RIGA - Russia's top railroad chief has told a conference in Riga that by next year Russia intends to balance its railway cargo tariffs, which currently discriminate against Baltic ports in favor of domestic terminals.
Vladimir Yakunin, the head of the state-run Russian Railway Company, said Russia would balance the tariffs in an effort to join the World Trade Organization, which it hopes to accomplish in 2009.
He said Russia intended to boost cargo shipments via the Baltics and that Latvia's ports had considerable potential in this regard.
"I believe that Latvia has a large growth potential," he said. "After meeting with Latvia's transport minister, I can assure that our positions on transport development are 100 percent compatible."
Russia's railway tariffs for cargo shipped to Russian ports are 1.5-2.7 times lower than those for cargo sent to Latvia's ports. The issue has already been discussed at various levels several times but without result.
Yakunin said Riga's Free Port was particularly attractive in that it had a significant amount of territory open for development and expansion.
Russian-Latvian relations have undergone a slight thaw in recent months, particularly after the two countries exchanged border treaties in December. Remarkably, Latvia's decision last month to expel a Russian diplomat has not dented the momentum in bilateral relations.

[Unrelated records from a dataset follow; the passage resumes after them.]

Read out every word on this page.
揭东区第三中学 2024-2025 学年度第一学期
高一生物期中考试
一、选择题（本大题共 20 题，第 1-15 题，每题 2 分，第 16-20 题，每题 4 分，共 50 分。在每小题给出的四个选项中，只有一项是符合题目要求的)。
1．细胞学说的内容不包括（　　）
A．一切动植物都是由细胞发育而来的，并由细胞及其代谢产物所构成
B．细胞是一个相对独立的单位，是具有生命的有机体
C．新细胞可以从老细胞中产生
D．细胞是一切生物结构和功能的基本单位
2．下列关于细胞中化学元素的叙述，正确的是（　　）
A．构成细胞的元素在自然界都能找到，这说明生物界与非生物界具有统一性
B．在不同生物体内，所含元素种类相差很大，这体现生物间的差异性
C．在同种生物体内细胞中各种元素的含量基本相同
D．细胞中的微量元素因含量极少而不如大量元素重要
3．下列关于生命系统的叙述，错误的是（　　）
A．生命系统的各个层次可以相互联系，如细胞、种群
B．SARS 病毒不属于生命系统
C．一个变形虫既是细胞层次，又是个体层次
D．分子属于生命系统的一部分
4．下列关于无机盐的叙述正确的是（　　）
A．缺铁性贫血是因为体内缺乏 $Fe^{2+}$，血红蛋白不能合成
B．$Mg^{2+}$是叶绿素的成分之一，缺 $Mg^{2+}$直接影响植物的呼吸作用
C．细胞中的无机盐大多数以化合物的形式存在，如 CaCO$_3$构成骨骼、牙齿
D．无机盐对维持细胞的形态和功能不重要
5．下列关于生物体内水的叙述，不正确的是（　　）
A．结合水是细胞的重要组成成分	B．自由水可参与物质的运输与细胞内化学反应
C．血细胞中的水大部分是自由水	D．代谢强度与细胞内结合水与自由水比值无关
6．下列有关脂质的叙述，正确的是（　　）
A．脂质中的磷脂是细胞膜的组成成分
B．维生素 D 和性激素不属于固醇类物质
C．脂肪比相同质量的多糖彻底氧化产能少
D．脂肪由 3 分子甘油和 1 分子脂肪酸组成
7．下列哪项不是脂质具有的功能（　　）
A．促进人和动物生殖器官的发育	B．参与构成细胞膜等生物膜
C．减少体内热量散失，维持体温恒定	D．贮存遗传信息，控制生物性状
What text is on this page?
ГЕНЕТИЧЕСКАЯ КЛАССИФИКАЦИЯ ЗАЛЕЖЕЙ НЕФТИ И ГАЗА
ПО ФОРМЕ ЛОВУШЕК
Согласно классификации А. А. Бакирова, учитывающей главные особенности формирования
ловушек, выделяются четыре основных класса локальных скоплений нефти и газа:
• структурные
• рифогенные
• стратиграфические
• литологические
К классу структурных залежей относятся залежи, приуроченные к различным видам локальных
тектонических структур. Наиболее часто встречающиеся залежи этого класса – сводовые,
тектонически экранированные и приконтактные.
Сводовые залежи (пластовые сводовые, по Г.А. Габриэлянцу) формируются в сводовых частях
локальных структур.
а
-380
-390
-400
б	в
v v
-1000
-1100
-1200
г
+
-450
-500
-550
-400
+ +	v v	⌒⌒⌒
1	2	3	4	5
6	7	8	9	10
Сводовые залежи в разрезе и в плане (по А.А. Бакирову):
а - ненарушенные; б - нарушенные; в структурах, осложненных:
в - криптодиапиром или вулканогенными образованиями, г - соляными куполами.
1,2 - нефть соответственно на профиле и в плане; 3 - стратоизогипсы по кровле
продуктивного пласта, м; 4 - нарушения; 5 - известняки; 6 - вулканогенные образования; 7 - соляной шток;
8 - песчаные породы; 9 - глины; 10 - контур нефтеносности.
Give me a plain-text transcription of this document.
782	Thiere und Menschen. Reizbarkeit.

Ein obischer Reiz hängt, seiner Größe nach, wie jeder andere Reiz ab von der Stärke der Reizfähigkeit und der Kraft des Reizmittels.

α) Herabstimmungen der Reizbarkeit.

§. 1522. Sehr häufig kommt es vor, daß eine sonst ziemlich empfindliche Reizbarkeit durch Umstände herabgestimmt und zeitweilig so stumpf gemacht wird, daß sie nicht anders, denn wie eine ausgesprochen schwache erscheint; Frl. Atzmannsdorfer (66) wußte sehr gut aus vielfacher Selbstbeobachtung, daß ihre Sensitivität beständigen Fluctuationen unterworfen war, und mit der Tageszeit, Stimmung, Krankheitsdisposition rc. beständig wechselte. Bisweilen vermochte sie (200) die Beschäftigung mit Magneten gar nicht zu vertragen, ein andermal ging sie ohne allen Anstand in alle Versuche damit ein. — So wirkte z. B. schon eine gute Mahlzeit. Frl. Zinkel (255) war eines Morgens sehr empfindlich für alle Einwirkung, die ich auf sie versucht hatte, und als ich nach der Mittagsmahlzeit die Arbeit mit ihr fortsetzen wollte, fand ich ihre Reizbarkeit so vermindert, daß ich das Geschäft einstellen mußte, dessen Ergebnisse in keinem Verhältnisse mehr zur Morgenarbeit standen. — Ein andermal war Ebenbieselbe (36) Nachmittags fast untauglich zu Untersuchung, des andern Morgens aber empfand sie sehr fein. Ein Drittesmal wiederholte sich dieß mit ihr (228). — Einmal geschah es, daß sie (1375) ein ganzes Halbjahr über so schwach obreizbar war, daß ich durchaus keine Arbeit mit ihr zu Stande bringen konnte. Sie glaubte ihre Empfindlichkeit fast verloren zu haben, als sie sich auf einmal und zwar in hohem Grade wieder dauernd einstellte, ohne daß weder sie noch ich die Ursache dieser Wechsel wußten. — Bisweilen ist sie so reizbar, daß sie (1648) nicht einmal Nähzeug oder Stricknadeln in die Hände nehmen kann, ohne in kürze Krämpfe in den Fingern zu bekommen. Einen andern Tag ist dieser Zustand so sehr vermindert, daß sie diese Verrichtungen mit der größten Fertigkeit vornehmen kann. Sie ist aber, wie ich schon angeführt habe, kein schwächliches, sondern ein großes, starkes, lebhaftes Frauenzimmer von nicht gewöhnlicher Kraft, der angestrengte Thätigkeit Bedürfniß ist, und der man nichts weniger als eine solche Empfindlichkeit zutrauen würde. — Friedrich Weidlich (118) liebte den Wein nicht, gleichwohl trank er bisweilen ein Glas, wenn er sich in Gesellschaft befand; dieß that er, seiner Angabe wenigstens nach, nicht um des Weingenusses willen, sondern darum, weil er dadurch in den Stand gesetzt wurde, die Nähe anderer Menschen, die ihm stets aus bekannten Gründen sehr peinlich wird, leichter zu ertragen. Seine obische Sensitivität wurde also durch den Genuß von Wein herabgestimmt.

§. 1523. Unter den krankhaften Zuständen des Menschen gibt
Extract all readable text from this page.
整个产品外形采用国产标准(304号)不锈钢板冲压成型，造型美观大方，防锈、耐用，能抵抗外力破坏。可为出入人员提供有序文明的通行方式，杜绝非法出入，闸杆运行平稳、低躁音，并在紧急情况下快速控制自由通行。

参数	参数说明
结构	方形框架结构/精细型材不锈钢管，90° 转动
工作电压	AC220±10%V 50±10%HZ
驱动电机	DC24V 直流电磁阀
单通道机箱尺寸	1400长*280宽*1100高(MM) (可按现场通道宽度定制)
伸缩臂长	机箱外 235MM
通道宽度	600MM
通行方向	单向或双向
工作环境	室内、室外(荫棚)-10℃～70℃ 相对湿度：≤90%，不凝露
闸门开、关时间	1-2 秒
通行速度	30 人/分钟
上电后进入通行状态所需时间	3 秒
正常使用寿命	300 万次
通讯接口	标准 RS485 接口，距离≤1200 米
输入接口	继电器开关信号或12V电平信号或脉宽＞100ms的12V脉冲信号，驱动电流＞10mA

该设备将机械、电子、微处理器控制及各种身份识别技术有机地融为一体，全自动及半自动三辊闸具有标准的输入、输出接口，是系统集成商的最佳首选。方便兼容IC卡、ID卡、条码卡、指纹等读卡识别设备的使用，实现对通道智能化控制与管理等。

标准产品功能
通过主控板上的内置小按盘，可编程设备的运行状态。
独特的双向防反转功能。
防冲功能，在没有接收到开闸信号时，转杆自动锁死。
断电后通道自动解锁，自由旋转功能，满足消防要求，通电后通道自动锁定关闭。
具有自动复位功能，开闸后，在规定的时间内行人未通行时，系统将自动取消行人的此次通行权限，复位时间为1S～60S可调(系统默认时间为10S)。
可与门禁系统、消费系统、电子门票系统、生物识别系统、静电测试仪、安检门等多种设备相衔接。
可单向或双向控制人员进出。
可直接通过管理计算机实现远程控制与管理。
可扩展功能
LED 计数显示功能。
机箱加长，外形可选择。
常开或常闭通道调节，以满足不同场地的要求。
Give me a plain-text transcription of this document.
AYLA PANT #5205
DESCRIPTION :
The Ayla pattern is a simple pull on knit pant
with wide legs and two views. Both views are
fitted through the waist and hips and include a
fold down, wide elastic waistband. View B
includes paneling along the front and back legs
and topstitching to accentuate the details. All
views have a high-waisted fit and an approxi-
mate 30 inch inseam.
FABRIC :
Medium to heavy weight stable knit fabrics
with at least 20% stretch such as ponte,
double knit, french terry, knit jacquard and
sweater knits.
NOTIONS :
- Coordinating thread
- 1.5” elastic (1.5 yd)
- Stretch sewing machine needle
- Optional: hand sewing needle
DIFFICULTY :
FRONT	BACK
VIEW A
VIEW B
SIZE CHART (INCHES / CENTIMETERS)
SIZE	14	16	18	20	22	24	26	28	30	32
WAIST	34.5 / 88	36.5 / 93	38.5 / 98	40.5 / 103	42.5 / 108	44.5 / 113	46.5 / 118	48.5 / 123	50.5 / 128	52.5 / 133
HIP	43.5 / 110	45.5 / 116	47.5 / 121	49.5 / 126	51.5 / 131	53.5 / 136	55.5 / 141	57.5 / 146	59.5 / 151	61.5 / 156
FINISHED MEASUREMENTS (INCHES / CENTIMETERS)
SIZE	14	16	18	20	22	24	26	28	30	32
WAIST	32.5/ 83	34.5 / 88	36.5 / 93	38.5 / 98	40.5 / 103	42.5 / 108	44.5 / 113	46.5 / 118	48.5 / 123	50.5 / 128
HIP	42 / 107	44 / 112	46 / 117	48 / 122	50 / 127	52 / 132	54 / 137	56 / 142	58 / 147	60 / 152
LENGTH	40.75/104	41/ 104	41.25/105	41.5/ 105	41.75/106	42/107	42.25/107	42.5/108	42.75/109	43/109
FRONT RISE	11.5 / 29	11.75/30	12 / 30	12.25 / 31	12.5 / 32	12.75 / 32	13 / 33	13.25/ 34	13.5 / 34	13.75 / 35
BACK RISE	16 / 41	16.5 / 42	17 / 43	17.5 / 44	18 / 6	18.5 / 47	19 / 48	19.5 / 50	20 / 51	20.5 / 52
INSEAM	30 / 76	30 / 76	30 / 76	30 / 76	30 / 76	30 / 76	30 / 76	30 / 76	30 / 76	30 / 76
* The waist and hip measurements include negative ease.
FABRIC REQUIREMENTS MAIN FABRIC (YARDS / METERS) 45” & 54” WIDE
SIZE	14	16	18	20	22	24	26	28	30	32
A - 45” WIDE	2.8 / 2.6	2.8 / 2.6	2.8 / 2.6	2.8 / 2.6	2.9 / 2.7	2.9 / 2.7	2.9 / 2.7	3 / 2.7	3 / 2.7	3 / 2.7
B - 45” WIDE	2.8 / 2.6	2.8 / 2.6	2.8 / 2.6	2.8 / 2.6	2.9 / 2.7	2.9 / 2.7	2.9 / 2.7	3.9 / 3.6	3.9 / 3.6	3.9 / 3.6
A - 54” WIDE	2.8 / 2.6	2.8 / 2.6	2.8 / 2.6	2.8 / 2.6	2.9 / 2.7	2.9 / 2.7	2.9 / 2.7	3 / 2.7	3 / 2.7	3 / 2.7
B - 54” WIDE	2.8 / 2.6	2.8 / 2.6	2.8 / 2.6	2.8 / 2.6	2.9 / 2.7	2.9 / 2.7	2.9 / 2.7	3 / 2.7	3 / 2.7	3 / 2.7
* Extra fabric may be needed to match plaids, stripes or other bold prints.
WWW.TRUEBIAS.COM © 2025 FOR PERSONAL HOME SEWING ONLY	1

Rail cargo shipments between Russia and all three Baltic states last year reached 54.4 million tons, according to reports, while shipments between Russia and Latvia increasing 19.8 percent to 27.9 million tons.
Yakunin also said that talks with the CEO of Latvijas Dzelcels (Latvian Railroad) had yielded grounds for the creation of a strategic partnership on railway cargo issues.
Speaking at a transportation conference in Riga, the Russian rail chief said that the Baltics possess a good geographic position in the Eurasian transport system and a well-developed infrastructure, a selling point that, to be sure, has brough few dividends in recent years.
Yakunin said Russia's railway strategy up to 2030 provided for construction of an additional 1,500 kilometers of railway lines and upgrading of the existing infrastructure in the northwestern region.
He also said that container cargo transport in 2007 doubled thanks to the regular use of Baltika-Tranzit train, which has regular routes from the Baltic ports to the Central Asian states. "According to our estimates, the container cargo traffic may increase four times by 2020," he said.
"We consider the Baltic states to be our strategic partners and are sure that our cooperation will considerably contribute to the development of friendly relations between our sates," Yakunin said.